Shouldn't be found in the gut though, so that makes sense at least. Has not been found in any of my gut samples either - maybe 5 of them. . And so far, 2 out of 2 skin samples, 1 out of 2 mouth samples, and 1 out of 2 nose samples, 0 out of 2 genital samples..

on skin sample, by lesion what i meant - have had a crusty growth on nipple itermittant flareups. antibiotic cream does not fix it and scraping sent to pathology turned up nothing- but i'm guessing they only looked for cancer cells. On my second skin sample, got curious, and used that nipple during a "flare" as site of sample. That turned up 0.81 percent bartonella, the most i've had. The one the previous year was the standard behind ear sample, and it was a very small amount detected. But as i've said, i just dont know if this is a false positive, and ubiomes complete lack of disclosure of comparison info, and their continuing to contradict themselves leaves me just not knowing. So its one reason i'm looking for others who have tested skin at ubiome- need to see for myself if people have bartonella detected, since ubiome does not provide useful info.

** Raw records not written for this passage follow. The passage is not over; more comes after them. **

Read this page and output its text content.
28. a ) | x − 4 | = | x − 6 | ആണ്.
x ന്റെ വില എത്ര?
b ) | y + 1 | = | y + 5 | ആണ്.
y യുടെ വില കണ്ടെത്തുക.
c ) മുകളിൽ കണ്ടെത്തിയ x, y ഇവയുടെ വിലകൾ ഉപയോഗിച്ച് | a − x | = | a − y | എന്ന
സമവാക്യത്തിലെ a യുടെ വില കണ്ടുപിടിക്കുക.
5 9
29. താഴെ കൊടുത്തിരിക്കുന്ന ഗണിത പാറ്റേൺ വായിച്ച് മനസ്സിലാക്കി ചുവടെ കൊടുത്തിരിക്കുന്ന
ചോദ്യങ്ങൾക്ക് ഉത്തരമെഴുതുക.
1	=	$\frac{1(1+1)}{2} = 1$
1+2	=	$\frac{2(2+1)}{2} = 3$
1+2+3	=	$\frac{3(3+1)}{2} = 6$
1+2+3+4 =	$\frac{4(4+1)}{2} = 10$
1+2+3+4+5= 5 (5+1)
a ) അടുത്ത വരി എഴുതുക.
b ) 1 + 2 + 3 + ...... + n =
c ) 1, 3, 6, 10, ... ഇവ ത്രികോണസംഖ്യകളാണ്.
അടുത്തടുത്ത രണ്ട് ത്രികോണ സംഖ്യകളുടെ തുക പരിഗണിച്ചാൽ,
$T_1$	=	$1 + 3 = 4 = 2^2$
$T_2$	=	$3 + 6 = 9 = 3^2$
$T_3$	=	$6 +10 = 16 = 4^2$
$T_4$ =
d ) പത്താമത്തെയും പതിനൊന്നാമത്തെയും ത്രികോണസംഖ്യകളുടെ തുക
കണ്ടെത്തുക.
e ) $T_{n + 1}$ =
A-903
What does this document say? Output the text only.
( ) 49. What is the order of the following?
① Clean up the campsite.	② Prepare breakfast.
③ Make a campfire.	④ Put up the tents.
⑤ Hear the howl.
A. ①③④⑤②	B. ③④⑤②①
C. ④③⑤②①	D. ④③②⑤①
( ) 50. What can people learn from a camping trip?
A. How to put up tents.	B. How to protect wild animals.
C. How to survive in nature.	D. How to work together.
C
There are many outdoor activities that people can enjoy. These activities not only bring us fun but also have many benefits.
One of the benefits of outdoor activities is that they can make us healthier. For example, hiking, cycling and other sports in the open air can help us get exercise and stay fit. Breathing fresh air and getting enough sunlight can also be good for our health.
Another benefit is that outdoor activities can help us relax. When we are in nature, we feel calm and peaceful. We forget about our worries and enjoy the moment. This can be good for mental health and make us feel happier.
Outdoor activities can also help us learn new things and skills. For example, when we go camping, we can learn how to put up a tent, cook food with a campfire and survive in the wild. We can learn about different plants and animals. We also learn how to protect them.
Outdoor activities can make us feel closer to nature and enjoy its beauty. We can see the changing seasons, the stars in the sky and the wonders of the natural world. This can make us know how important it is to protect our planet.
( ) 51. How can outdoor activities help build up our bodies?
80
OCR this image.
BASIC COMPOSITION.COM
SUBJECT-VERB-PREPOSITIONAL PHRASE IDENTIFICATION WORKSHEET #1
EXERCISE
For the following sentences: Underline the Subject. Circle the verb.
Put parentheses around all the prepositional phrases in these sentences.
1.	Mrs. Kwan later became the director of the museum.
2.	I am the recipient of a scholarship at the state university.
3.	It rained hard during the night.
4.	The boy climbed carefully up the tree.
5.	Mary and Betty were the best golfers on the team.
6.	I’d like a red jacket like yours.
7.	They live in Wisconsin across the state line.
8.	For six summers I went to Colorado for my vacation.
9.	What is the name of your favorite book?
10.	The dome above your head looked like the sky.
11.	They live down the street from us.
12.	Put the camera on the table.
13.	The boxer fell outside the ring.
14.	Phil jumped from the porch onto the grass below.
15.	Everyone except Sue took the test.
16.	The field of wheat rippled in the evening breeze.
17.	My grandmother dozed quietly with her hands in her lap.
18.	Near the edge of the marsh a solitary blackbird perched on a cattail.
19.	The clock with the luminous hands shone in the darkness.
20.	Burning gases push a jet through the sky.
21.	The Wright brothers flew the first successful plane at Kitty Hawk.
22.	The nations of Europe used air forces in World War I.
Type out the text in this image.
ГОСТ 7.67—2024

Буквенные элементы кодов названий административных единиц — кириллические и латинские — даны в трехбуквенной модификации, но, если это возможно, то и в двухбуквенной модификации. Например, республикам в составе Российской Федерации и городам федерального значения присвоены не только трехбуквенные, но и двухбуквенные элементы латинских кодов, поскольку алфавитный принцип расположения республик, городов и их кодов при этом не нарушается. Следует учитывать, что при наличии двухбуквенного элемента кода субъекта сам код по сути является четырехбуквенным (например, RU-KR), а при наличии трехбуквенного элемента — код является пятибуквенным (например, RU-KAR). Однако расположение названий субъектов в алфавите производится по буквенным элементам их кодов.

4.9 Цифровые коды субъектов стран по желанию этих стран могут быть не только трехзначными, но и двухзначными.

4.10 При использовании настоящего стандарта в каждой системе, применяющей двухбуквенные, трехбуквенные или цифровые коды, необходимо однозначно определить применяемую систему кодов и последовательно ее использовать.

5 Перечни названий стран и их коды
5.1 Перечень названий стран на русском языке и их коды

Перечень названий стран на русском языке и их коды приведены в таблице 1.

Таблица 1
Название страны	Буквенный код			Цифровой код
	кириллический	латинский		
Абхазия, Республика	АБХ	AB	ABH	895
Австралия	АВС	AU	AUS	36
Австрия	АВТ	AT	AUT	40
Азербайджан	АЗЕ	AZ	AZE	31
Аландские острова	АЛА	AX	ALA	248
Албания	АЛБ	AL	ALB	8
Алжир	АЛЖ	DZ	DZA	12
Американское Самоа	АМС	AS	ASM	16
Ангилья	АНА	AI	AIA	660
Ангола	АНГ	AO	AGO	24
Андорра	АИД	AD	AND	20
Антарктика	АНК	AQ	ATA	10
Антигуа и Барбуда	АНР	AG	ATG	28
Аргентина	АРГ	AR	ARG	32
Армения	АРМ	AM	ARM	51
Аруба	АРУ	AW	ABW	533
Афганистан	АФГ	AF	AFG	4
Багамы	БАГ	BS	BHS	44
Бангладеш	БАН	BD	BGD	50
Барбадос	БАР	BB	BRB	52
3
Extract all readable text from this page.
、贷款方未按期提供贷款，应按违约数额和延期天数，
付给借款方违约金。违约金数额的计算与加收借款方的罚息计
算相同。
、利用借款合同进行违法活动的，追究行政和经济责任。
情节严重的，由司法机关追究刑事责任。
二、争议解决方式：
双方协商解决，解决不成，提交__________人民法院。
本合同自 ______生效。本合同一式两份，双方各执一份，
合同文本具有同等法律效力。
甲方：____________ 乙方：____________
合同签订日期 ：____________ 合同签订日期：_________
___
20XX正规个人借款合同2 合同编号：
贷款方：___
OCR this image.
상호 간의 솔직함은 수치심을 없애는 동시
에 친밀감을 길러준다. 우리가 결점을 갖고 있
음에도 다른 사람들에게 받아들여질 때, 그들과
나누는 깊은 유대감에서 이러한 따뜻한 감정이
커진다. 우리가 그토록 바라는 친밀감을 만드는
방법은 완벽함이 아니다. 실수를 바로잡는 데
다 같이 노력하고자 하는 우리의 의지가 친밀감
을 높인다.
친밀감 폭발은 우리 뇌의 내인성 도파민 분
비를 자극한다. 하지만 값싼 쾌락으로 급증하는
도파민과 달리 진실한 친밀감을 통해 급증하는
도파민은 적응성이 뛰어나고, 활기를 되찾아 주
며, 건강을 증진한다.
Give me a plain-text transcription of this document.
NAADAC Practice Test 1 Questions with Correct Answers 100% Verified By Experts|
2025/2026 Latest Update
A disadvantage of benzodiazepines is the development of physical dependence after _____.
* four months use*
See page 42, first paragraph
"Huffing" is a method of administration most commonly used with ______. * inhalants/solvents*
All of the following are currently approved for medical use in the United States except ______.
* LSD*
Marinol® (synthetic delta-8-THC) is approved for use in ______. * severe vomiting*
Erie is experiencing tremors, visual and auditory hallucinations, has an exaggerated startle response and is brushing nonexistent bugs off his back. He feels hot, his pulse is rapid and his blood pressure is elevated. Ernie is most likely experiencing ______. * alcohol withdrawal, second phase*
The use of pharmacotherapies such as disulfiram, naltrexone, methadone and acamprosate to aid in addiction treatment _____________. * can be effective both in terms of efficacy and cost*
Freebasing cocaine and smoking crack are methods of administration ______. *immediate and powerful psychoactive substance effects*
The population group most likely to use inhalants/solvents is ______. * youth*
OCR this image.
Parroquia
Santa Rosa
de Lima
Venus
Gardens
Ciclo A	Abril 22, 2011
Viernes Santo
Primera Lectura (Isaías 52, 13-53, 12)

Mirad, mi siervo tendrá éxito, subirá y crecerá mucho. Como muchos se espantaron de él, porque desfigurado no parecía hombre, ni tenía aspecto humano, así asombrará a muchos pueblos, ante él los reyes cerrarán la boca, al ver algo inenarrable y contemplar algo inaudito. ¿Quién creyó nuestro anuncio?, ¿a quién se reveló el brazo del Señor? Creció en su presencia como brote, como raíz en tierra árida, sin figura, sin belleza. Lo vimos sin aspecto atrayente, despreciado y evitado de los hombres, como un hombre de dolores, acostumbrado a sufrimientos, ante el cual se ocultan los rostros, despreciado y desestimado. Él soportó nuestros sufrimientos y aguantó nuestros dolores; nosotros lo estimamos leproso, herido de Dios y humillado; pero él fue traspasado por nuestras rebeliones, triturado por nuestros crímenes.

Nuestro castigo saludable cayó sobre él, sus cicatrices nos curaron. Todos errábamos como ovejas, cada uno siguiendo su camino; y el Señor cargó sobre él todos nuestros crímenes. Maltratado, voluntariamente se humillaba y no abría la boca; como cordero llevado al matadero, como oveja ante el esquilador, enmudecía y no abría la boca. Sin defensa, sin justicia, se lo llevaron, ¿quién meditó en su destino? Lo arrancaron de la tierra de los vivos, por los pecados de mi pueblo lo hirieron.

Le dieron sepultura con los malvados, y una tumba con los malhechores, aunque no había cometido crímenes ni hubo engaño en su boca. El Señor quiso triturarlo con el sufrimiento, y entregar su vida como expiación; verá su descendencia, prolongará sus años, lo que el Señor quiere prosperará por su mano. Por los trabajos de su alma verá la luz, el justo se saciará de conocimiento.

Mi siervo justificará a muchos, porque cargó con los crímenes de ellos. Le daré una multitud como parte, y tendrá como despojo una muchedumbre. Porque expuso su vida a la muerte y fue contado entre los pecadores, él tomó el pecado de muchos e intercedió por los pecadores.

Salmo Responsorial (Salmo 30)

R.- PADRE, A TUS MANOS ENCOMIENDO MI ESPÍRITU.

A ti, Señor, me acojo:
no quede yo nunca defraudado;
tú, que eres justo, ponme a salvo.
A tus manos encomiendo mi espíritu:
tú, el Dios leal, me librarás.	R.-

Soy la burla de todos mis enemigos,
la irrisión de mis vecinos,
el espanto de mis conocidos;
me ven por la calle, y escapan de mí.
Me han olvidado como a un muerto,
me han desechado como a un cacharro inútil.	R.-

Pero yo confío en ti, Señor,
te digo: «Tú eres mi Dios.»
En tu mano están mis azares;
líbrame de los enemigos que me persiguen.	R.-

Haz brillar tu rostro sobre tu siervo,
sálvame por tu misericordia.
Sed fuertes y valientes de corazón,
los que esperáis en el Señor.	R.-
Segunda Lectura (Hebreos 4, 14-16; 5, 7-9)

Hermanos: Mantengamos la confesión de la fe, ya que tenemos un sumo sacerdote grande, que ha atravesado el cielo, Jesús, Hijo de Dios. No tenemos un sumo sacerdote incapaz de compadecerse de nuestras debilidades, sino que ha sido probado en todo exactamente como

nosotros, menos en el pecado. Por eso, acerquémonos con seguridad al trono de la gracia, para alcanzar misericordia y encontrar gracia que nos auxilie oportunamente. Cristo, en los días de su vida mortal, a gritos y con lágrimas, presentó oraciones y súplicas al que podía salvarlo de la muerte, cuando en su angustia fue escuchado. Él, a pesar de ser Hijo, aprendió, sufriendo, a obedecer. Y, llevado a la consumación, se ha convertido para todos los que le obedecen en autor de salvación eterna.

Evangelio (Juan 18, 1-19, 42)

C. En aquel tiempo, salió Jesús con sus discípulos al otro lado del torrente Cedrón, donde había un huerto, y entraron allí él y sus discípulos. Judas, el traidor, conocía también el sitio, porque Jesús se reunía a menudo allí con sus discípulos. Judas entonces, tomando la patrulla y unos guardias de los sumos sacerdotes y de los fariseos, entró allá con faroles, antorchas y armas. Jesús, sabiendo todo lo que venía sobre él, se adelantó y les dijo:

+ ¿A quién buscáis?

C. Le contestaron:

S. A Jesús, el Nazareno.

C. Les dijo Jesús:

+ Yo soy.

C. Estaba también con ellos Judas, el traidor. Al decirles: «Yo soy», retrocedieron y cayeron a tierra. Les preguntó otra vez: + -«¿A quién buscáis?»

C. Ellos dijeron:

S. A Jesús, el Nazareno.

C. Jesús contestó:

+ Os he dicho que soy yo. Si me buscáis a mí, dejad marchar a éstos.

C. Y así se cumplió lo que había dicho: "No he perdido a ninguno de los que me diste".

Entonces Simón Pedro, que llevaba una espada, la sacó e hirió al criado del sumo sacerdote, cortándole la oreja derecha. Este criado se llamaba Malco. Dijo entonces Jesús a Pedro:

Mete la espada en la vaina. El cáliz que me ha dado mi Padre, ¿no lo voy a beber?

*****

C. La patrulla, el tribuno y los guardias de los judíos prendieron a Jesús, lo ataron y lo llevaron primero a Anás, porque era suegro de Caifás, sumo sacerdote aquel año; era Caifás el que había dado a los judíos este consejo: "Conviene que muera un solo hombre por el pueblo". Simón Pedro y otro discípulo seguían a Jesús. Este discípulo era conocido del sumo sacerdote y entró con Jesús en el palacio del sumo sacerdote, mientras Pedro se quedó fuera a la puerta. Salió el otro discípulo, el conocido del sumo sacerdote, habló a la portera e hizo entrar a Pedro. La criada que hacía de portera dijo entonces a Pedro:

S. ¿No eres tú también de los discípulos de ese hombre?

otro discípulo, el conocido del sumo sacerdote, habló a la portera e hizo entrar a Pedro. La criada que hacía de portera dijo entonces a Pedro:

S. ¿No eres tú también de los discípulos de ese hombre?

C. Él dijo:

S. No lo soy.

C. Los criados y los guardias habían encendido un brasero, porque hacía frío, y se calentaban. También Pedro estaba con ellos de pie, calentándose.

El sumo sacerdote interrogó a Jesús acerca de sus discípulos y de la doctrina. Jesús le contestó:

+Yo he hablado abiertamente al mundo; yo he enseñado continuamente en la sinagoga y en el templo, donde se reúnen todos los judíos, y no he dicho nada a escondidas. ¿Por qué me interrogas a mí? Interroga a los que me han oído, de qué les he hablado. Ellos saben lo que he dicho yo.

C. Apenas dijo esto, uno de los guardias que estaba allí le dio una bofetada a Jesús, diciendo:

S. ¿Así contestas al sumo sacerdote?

that's intersting on your NK cells. I'm not sure mine has been tested, but do find i'm not a big antibody producer and my test results are never impressive.

for lyme, i think i mentioned, westen blot at both IgeneX and a local lab turned up with same reaction to just one band, one that is non-specific and does not point to lyme (to the flagella. i guess tons of organisms have tails). ELisa spots always negative, but of course those are useless. won't go into the story again on how the lab now refusing to do the western blot, even when doc orders it, w/o first showing a positive elisa. I have no particlar reason for suspecting its a false negative. And if one goes the routes you metion, i do think false postivies are a big prlbem. so bottom line is i'm back to being nowhere.

going back to the vet (oh, the 7th article i read was on breast cyst and bartonall), he does seem smart, and his research into vector borne illnesses in animals i assume predated his financial conflict of interst with Galaxy lab (i think, haven't yet checked), but nonehteless, those ties still a bit troubling.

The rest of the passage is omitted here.